Much like I did 142 words ago, Chewbacca #1 has most of its characters asking, “Who is Chewie?” As he wanders around the backwater planet, looking for the parts he needs, he’s constantly confronted with people who want to assume they know his motives and personality. A junk vendor wants to treat him like a gawking yokel. A Sabacc dealer wants to treat him like a bully, following that ol’ “let the Wookie win” philosophy. Zarro, a young escaped slave, instantly assumes Chewbacca’s a mercenary, someone she can hire to save her father and stop an Imperial-backed mine-baron. Her interactions with Chewbacca take up the majority of the issue’s second half as she tries to convince him to take on the Empire for her. Still, their dialogue is full of assumptions and it’s only when she’s able to touch on something more universal that the relationship between the two changes.
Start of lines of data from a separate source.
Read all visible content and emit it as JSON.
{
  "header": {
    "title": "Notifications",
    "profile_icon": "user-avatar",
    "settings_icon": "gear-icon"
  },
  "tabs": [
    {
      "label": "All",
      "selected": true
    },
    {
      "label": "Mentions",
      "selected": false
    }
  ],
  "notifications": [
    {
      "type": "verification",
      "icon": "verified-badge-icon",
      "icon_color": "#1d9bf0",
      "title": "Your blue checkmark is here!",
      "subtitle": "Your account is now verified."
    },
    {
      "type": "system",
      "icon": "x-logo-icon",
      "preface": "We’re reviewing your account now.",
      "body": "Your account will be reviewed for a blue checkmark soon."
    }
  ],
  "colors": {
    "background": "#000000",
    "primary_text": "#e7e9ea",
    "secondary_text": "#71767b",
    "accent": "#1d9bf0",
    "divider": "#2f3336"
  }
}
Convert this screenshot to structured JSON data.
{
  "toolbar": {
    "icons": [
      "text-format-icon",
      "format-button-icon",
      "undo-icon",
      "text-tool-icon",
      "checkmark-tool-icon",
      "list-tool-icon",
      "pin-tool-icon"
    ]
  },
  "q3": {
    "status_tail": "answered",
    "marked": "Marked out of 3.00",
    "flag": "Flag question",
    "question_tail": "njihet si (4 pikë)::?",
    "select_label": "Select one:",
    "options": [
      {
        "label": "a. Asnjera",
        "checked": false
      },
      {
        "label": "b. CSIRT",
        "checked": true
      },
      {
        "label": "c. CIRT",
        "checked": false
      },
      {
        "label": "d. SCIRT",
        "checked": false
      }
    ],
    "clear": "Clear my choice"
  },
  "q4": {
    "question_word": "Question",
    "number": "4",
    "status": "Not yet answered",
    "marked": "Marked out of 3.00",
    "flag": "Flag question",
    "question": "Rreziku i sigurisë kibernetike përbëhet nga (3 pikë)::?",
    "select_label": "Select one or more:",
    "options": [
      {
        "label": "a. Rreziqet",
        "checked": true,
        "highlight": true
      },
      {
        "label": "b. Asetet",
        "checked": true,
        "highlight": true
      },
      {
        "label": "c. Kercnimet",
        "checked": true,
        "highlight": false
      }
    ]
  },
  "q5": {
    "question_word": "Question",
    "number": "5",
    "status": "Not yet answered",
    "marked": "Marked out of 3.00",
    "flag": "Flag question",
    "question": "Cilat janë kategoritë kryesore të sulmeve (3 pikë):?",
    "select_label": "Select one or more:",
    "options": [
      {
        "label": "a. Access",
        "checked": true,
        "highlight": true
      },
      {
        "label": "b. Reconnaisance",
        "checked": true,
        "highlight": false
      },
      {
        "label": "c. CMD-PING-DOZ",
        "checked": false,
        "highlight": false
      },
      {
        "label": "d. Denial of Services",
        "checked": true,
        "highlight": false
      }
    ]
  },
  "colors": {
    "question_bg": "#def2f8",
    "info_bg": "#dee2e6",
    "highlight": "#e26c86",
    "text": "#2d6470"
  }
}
I would not have expected Chewbacca #1 to be one of the stronger debut issues for Marvel’s run on Star Wars comics but Duggan and Noto excel here by offering a compelling portrait of one of the series most often ignored heroes. It’s a book that seems to promise to define Chewbacca more by the end but the margins here, the complicated unknowns of this beginning are the most compelling bits.